Асю пугали даже не тела, серые, искореженные, которые доставали из-под завалов, и не гробы, они поступали в Армению со всего Союза, и их было так много, что вскоре часть пустили на дрова, а другое: островки жизни, которые еще сильнее подчеркивали масштаб смерти – та одинокая женщина на табуретке посреди обломков; кусок стены, на которой висел большой плакат Пугачевой, – единственное, что осталось от полностью разрушенной многоэтажки; – голая кукла, пупс с оторванной ногой, валяющийся на груде камней, – у Аси был похожий, и нога тоже оторвалась и потерялась, только левая; – огромные буквы «троном», болтающиеся в воздухе на подъемном кране, видимо, часть вывески того самого гастронома.

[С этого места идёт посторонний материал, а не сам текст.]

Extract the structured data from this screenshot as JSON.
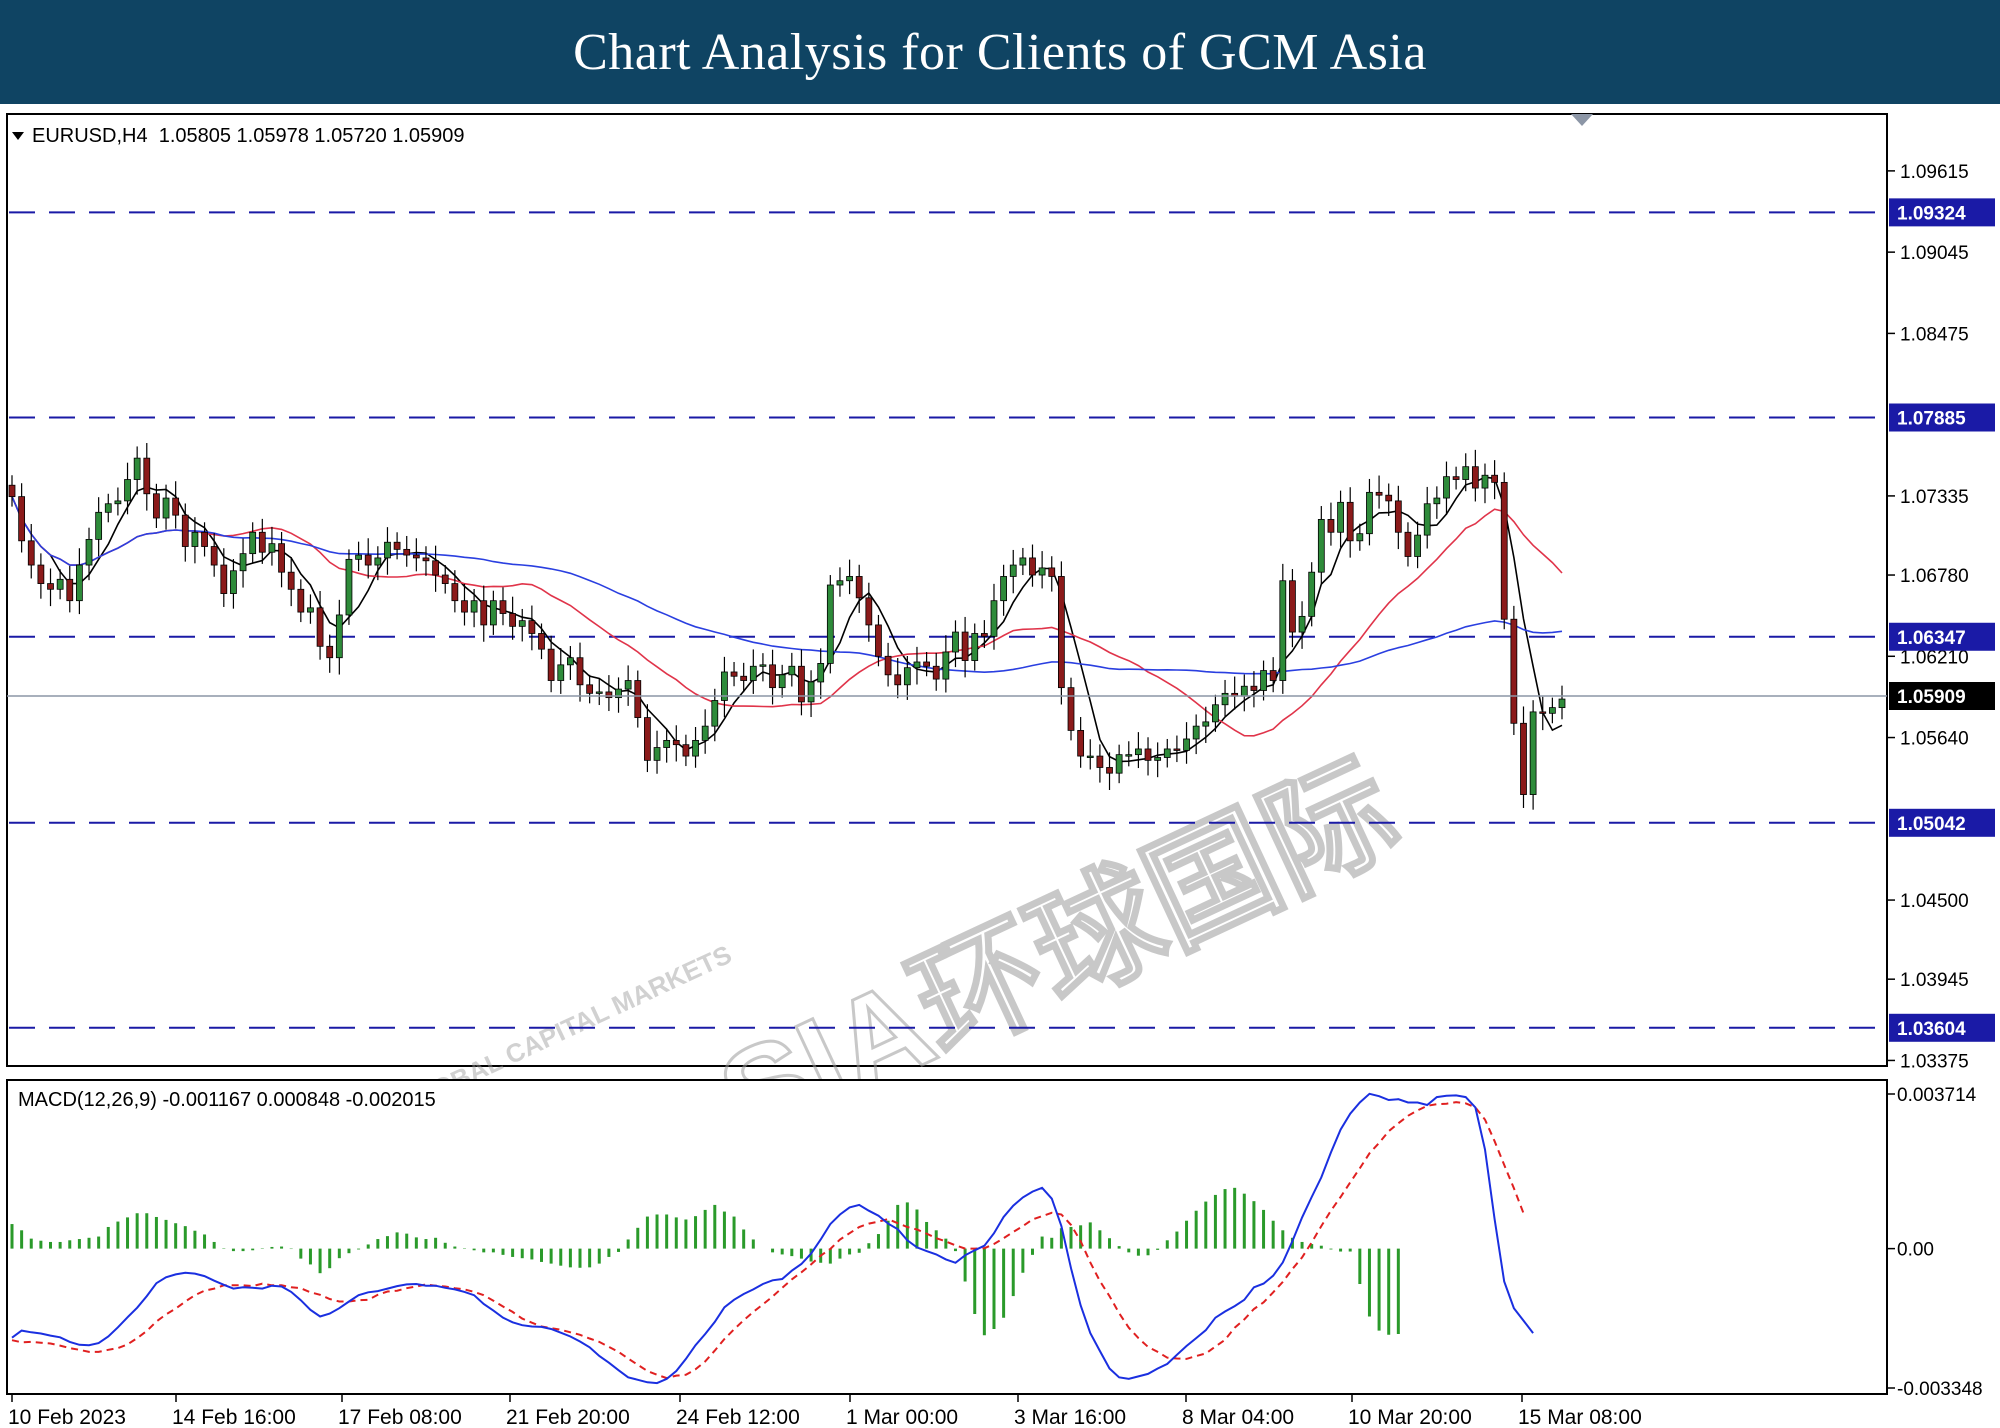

Но больше всего Асе запомнилась девочка, которую достали из-под обломков школы на второй день после землетрясения. Диктор сказал, что это был единственный выживший из своего класса ребенок. Девочка лежала безучастно на больничной койке, у ее изголовья стояли врачи и еще какие-то важные мужчины в костюмах, с накинутыми на плечи белыми халатами. Одна нога девочки, обмотанная бинтами, заканчивалась под коленкой, а другая, тоже в бинтах, была чуть длиннее, по середину икры. Лицо девочки было даже не бледным, а серым, под глазами пролегали темные дуги. Девочка смотрела в кадр, прямо на Асю, и будто спрашивала безмолвно – как же так, Ася, как же так?